W.P.A/C.C.C

Henrik Moellgaard / English Douma

  • W.P.A stands for Work progress administration and was renamed in 1939. This administration was the largest and most ambitious New deal Agency, employing millions of unemployed people (mostly unskilled men) to carry out public works projects which includes the construction of public buildings and roads. Almost every community in the United States had a new park, bridge or school constructed by the agency. The WPA's initial appropriation in 1935 was for $4.9 billion, and in total it spent $13.4 billion. Between 1935 and 1943 the WPA provided almost eight million jobs. The WPA was a national program in the U.S that operated its own projects in cooperation with state and local governments. It provided jobs and income to the unemployed during the great depression in the United States.
  • C.C.C stands for Civilian Conservation Corps. It was a public work relief program that operated from 1933 to 1942 in the United States for unemployment, unmarried men from relief families with the ages from 18-25. The head of the agency was Robert Fechner. The CCC was designed to provide jobs for young men, to relieve families who had difficulty finding jobs during the great depression in the United States. The maximum of enrollment at any one time was 300.000, so in 9 years 3 million young men participated in the CCC, which provided them with shelter, clothing, and food together with a small wage of 30$ a month. They operated even separate programs for veterans and Native Americans. During the time of the CCC, volunteers planted nearly 3 billion trees to help reforest America, they constructed more than 800 park nationwide and upgraded most state parks. They updated forest fire fighting methods, and built a network of service buildings and public roadways in remote areas. The CCC was never a payment agency. It depended on emergency and temporary congressional legislation for its existence.

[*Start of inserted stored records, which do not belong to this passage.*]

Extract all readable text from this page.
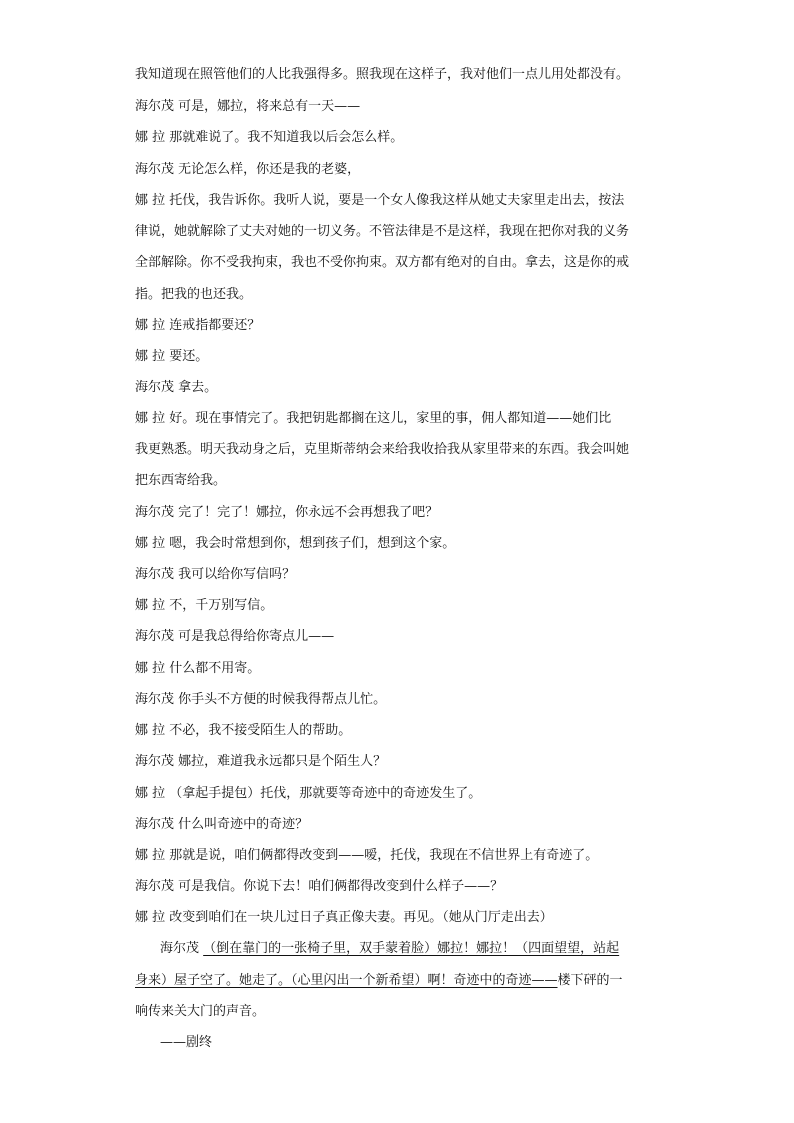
我知道现在照管他们的人比我强得多。照我现在这样子，我对他们一点儿用处都没有。
海尔茂 可是，娜拉，将来总有一天——
娜 拉 那就难说了。我不知道我以后会怎么样。
海尔茂 无论怎么样，你还是我的老婆，
娜 拉 托伐，我告诉你。我听人说，要是一个女人像我这样从她丈夫家里走出去，按法
律说，她就解除了丈夫对她的一切义务。不管法律是不是这样，我现在把你对我的义务
全部解除。你不受我拘束，我也不受你拘束。双方都有绝对的自由。拿去，这是你的戒
指。把我的也还我。
娜 拉 连戒指都要还？
娜 拉 要还。
海尔茂 拿去。
娜 拉 好。现在事情完了。我把钥匙都搁在这儿，家里的事，佣人都知道——她们比
我更熟悉。明天我动身之后，克里斯蒂纳会来给我收拾我从家里带来的东西。我会叫她
把东西寄给我。
海尔茂 完了！完了！娜拉，你永远不会再想我了吧？
娜 拉 嗯，我会时常想到你，想到孩子们，想到这个家。
海尔茂 我可以给你写信吗？
娜 拉 不，千万别写信。
海尔茂 可是我总得给你寄点儿——
娜 拉 什么都不用寄。
海尔茂 你手头不方便的时候我得帮点儿忙。
娜 拉 不必，我不接受陌生人的帮助。
海尔茂 娜拉，难道我永远都只是个陌生人？
娜 拉 （拿起手提包）托伐，那就要等奇迹中的奇迹发生了。
海尔茂 什么叫奇迹中的奇迹？
娜 拉 那就是说，咱们俩都得改变到——嗳，托伐，我现在不信世界上有奇迹了。
海尔茂 可是我信。你说下去！咱们俩都得改变到什么样子——？
娜 拉 改变到咱们在一块儿过日子真正像夫妻。再见。（她从门厅走出去）
海尔茂 （倒在靠门的一张椅子里，双手蒙着脸）娜拉！娜拉！（四面望望，站起
身来）屋子空了。她走了。（心里闪出一个新希望）啊！奇迹中的奇迹——楼下砰的一
响传来关大门的声音。
——剧终
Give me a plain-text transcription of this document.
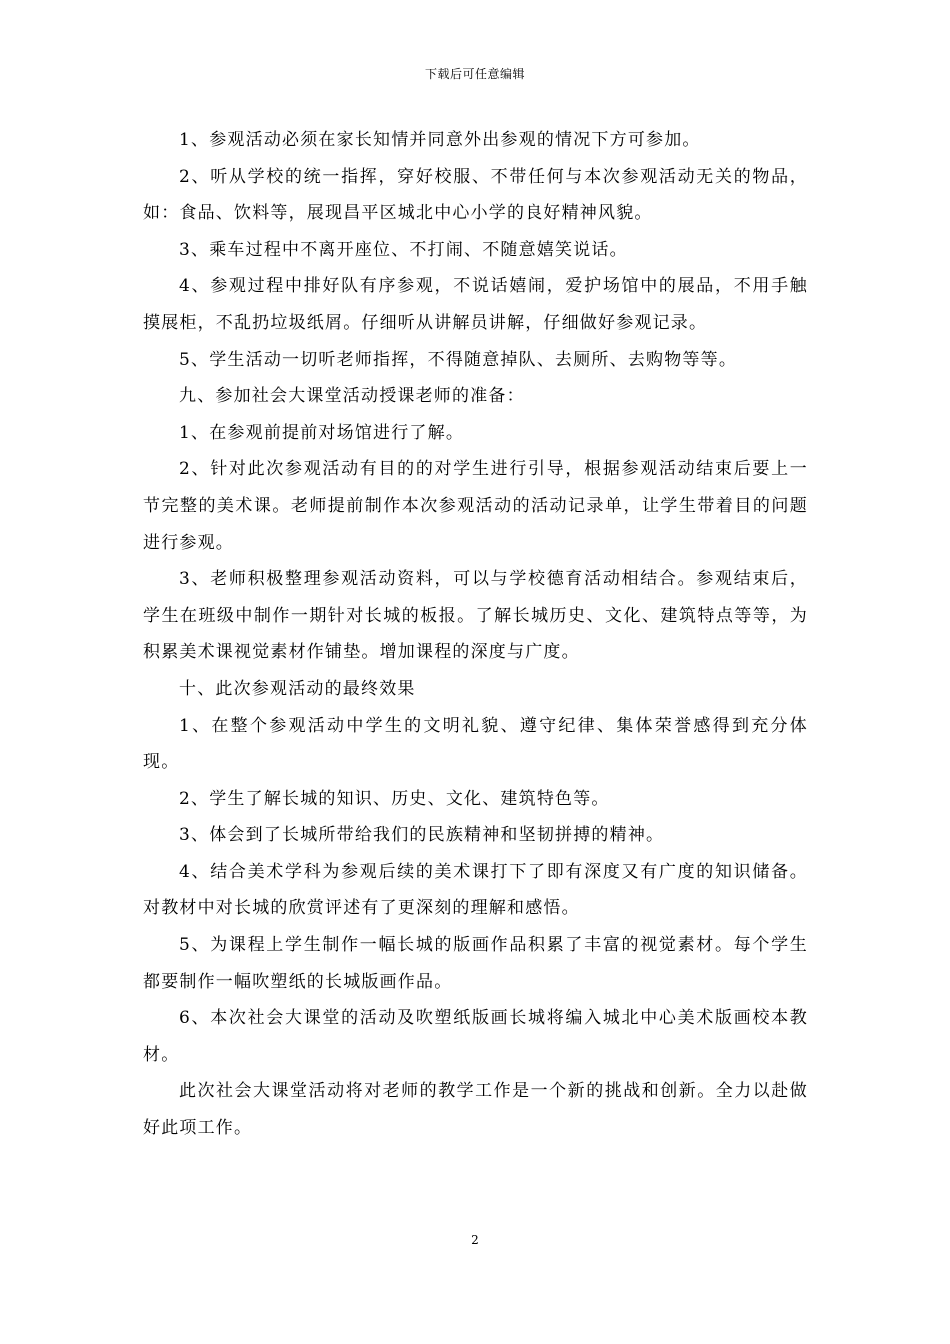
下载后可任意编辑

1、参观活动必须在家长知情并同意外出参观的情况下方可参加。

2、听从学校的统一指挥，穿好校服、不带任何与本次参观活动无关的物品，如：食品、饮料等，展现昌平区城北中心小学的良好精神风貌。

3、乘车过程中不离开座位、不打闹、不随意嬉笑说话。

4、参观过程中排好队有序参观，不说话嬉闹，爱护场馆中的展品，不用手触摸展柜，不乱扔垃圾纸屑。仔细听从讲解员讲解，仔细做好参观记录。

5、学生活动一切听老师指挥，不得随意掉队、去厕所、去购物等等。

九、参加社会大课堂活动授课老师的准备：

1、在参观前提前对场馆进行了解。

2、针对此次参观活动有目的的对学生进行引导，根据参观活动结束后要上一节完整的美术课。老师提前制作本次参观活动的活动记录单，让学生带着目的问题进行参观。

3、老师积极整理参观活动资料，可以与学校德育活动相结合。参观结束后，学生在班级中制作一期针对长城的板报。了解长城历史、文化、建筑特点等等，为积累美术课视觉素材作铺垫。增加课程的深度与广度。

十、此次参观活动的最终效果

1、在整个参观活动中学生的文明礼貌、遵守纪律、集体荣誉感得到充分体现。

2、学生了解长城的知识、历史、文化、建筑特色等。

3、体会到了长城所带给我们的民族精神和坚韧拼搏的精神。

4、结合美术学科为参观后续的美术课打下了即有深度又有广度的知识储备。对教材中对长城的欣赏评述有了更深刻的理解和感悟。

5、为课程上学生制作一幅长城的版画作品积累了丰富的视觉素材。每个学生都要制作一幅吹塑纸的长城版画作品。

6、本次社会大课堂的活动及吹塑纸版画长城将编入城北中心美术版画校本教材。

此次社会大课堂活动将对老师的教学工作是一个新的挑战和创新。全力以赴做好此项工作。

2
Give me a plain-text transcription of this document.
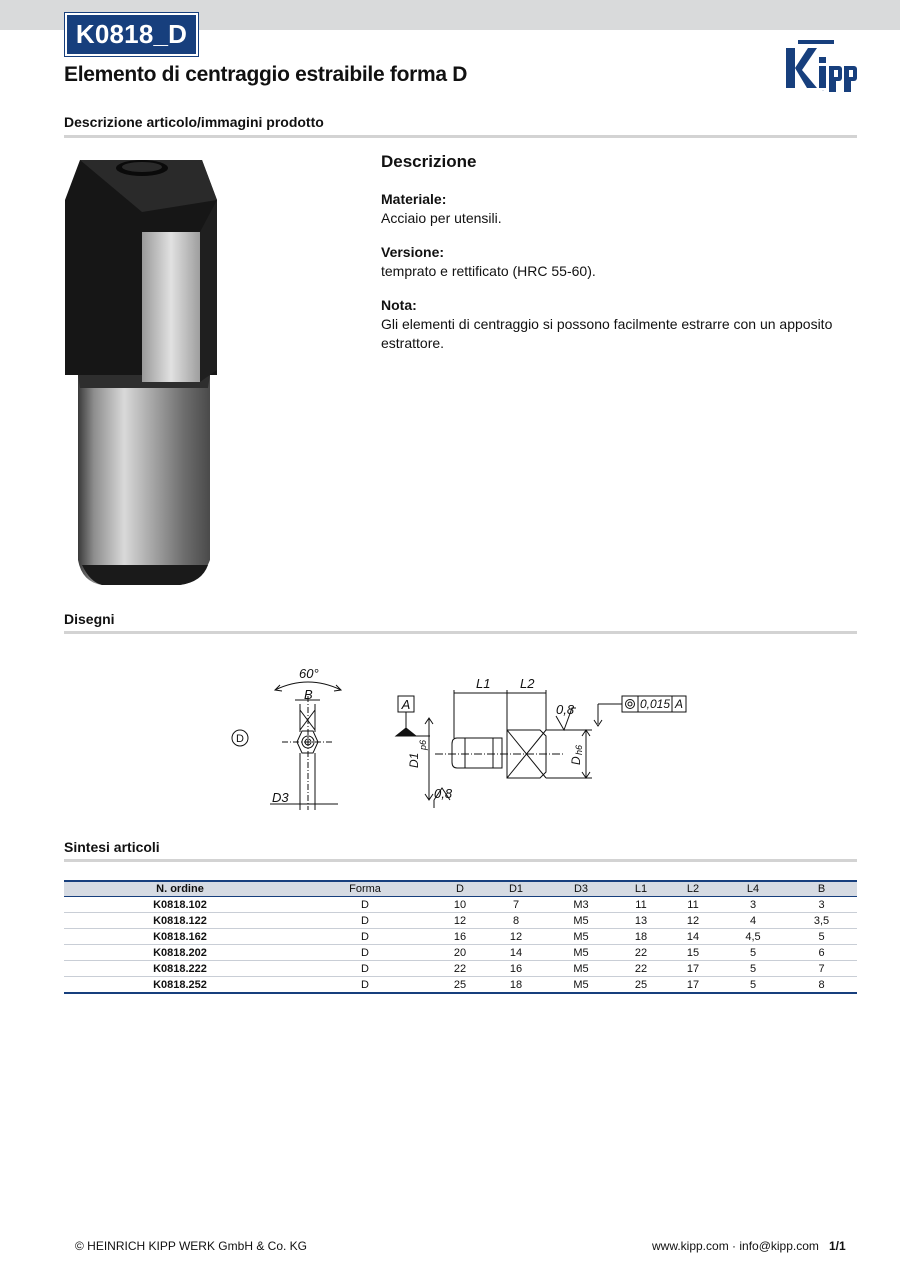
K0818_D
Elemento di centraggio estraibile forma D
Kipp
Descrizione articolo/immagini prodotto
Descrizione

Materiale:

Acciaio per utensili.

Versione:

temprato e rettificato (HRC 55-60).

Nota:

Gli elementi di centraggio si possono facilmente estrarre con un apposito estrattore.

Disegni
D
60°
B
D3
A
D1
p6
L1 L2
0,8
0,8
D
h6
0,015 A
Sintesi articoli
N. ordine	Forma	D	D1	D3	L1	L2	L4	B
K0818.102	D	10	7	M3	11	11	3	3
K0818.122	D	12	8	M5	13	12	4	3,5
K0818.162	D	16	12	M5	18	14	4,5	5
K0818.202	D	20	14	M5	22	15	5	6
K0818.222	D	22	16	M5	22	17	5	7
K0818.252	D	25	18	M5	25	17	5	8
© HEINRICH KIPP WERK GmbH & Co. KG	www.kipp.com · info@kipp.com 1/1
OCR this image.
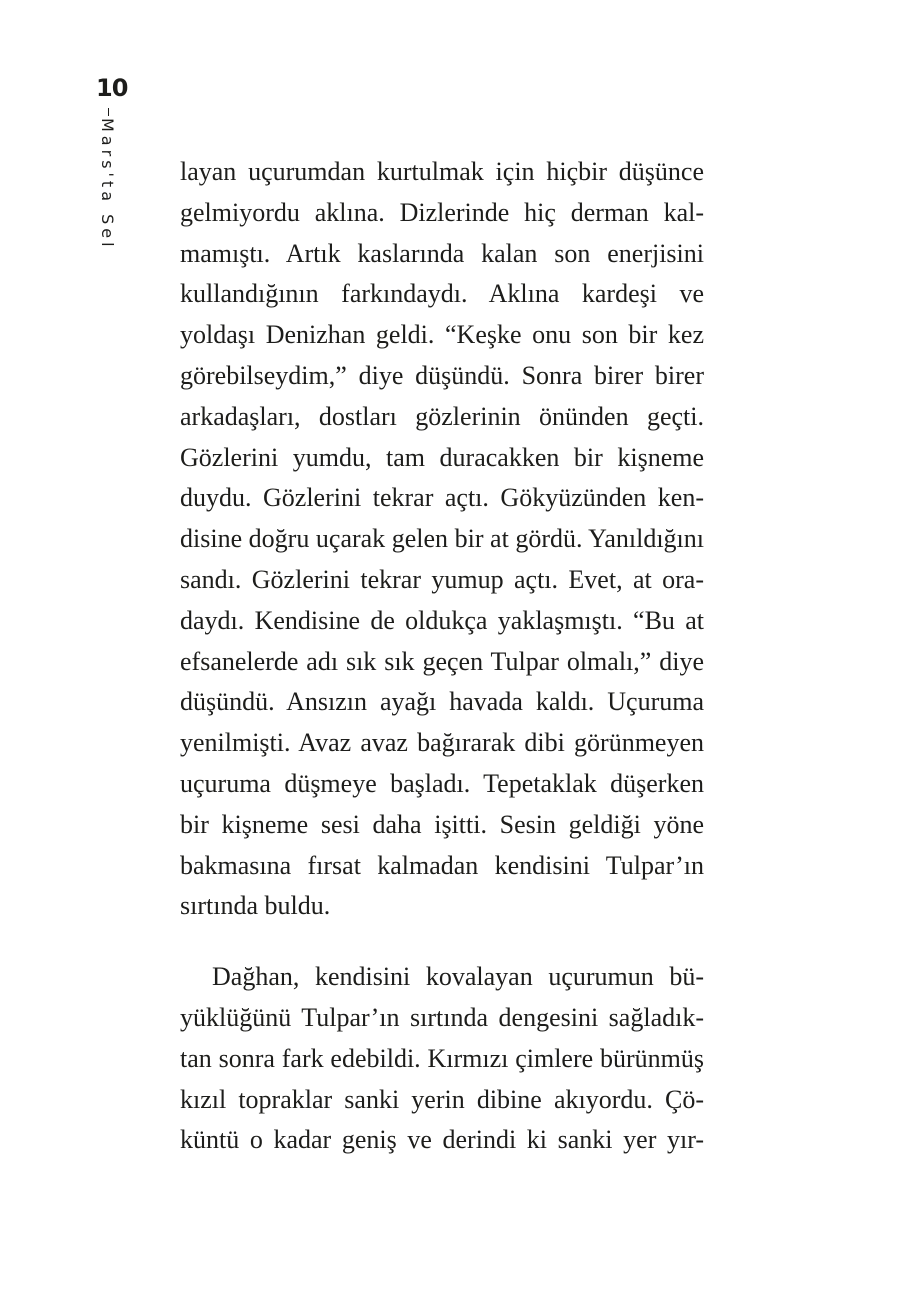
10
Mars'ta Sel layan uçurumdan kurtulmak için hiçbir düşünce
gelmiyordu aklına. Dizlerinde hiç derman kal-
mamıştı. Artık kaslarında kalan son enerjisini
kullandığının farkındaydı. Aklına kardeşi ve
yoldaşı Denizhan geldi. “Keşke onu son bir kez
görebilseydim,” diye düşündü. Sonra birer birer
arkadaşları, dostları gözlerinin önünden geçti.
Gözlerini yumdu, tam duracakken bir kişneme
duydu. Gözlerini tekrar açtı. Gökyüzünden ken-
disine doğru uçarak gelen bir at gördü. Yanıldığını
sandı. Gözlerini tekrar yumup açtı. Evet, at ora-
daydı. Kendisine de oldukça yaklaşmıştı. “Bu at
efsanelerde adı sık sık geçen Tulpar olmalı,” diye
düşündü. Ansızın ayağı havada kaldı. Uçuruma
yenilmişti. Avaz avaz bağırarak dibi görünmeyen
uçuruma düşmeye başladı. Tepetaklak düşerken
bir kişneme sesi daha işitti. Sesin geldiği yöne
bakmasına fırsat kalmadan kendisini Tulpar’ın
sırtında buldu.

Dağhan, kendisini kovalayan uçurumun bü-
yüklüğünü Tulpar’ın sırtında dengesini sağladık-
tan sonra fark edebildi. Kırmızı çimlere bürünmüş
kızıl topraklar sanki yerin dibine akıyordu. Çö-
küntü o kadar geniş ve derindi ki sanki yer yır-
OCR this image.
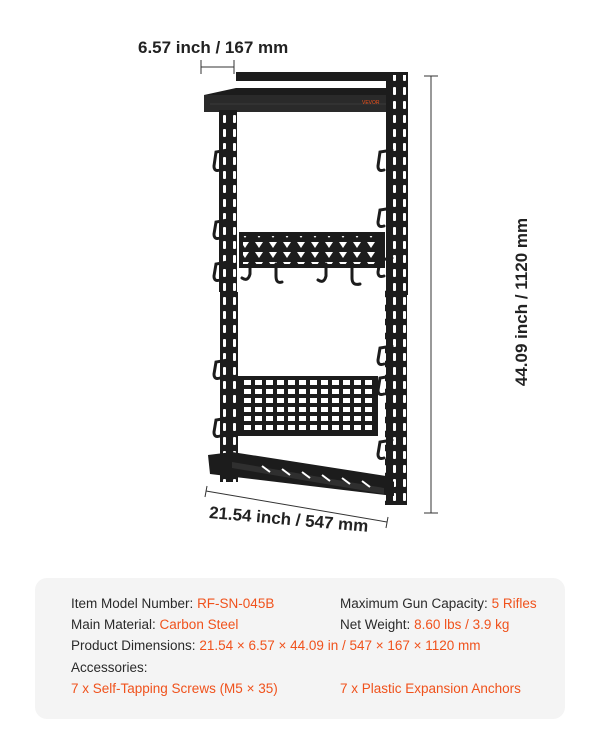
VEVOR
6.57 inch / 167 mm
44.09 inch / 1120 mm
21.54 inch / 547 mm
Item Model Number: RF-SN-045B	Maximum Gun Capacity: 5 Rifles
Main Material: Carbon Steel	Net Weight: 8.60 lbs / 3.9 kg
Product Dimensions: 21.54 × 6.57 × 44.09 in / 547 × 167 × 1120 mm
Accessories:
7 x Self-Tapping Screws (M5 × 35)	7 x Plastic Expansion Anchors
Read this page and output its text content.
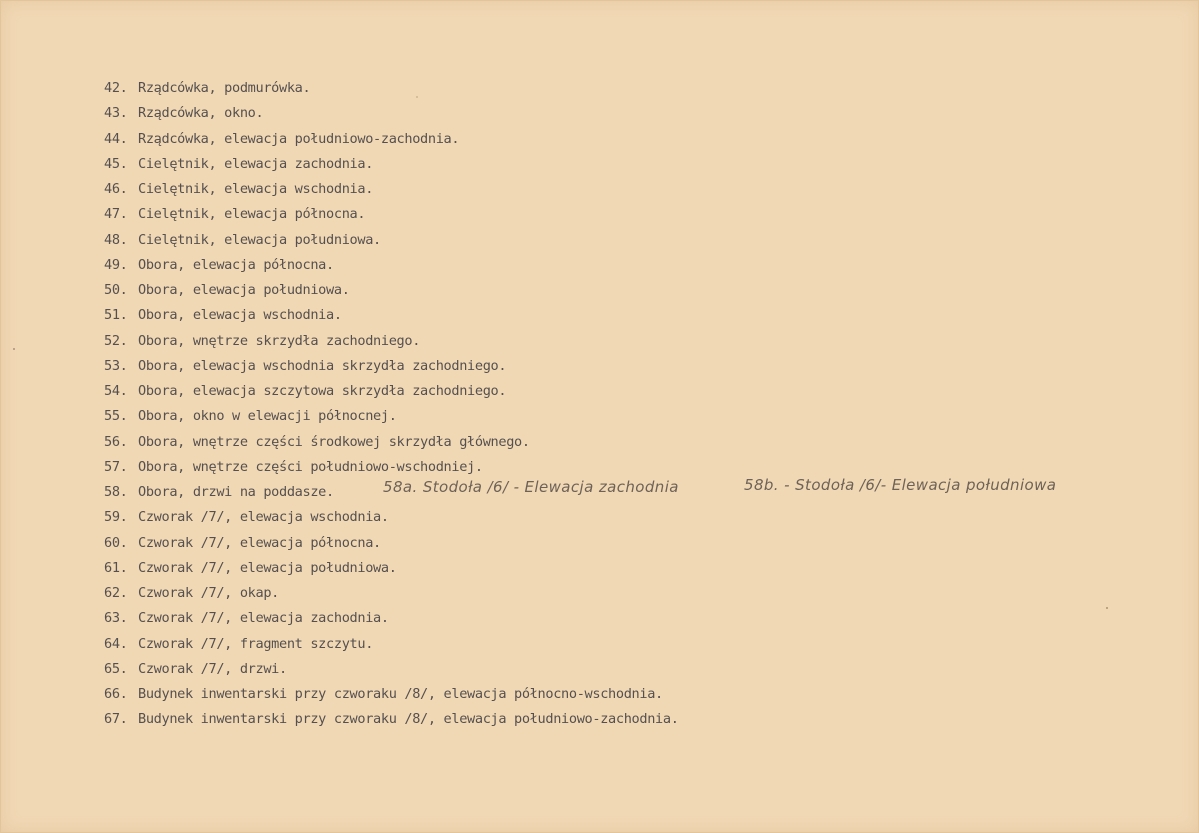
42. Rządcówka, podmurówka.
43. Rządcówka, okno.
44. Rządcówka, elewacja południowo-zachodnia.
45. Cielętnik, elewacja zachodnia.
46. Cielętnik, elewacja wschodnia.
47. Cielętnik, elewacja północna.
48. Cielętnik, elewacja południowa.
49. Obora, elewacja północna.
50. Obora, elewacja południowa.
51. Obora, elewacja wschodnia.
52. Obora, wnętrze skrzydła zachodniego.
53. Obora, elewacja wschodnia skrzydła zachodniego.
54. Obora, elewacja szczytowa skrzydła zachodniego.
55. Obora, okno w elewacji północnej.
56. Obora, wnętrze części środkowej skrzydła głównego.
57. Obora, wnętrze części południowo-wschodniej.
58. Obora, drzwi na poddasze.
59. Czworak /7/, elewacja wschodnia.
60. Czworak /7/, elewacja północna.
61. Czworak /7/, elewacja południowa.
62. Czworak /7/, okap.
63. Czworak /7/, elewacja zachodnia.
64. Czworak /7/, fragment szczytu.
65. Czworak /7/, drzwi.
66. Budynek inwentarski przy czworaku /8/, elewacja północno-wschodnia.
67. Budynek inwentarski przy czworaku /8/, elewacja południowo-zachodnia.
58a. Stodoła /6/ - Elewacja zachodnia	58b. - Stodoła /6/- Elewacja południowa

  • The WPA was created under President Franklin D. Roosevelt's New Deal program in 1935. Between 1933 and 1939 WPA was supervised by Professor Eric T. Huddleston, Chairman of the Department of Architecture at the University of New Hampshire, and Eugene W. Clark, who was deputy Officer for the National Park service. WPA was designed tp provide relief for the nation's unemployed through public work programs and was responsible for employing an average of 2.1 million people a year from 1933 to 1941.
  • The CCC operated from 1933 to 1942. 1933 400 people employed at the Park in the CCC. 1934 54,000 Silver Salmon are liberated in the Lake. More than 9700 trees, shrubs, and plants are moved from the lower elevation of the Park and olanted by CCC landscaping crews in the Headquarters area. 1941 the Gladstone tract of 73.65 acres is purchased. 1955 a new machine ship was constructed, the first new building built in the Park since the CCC days.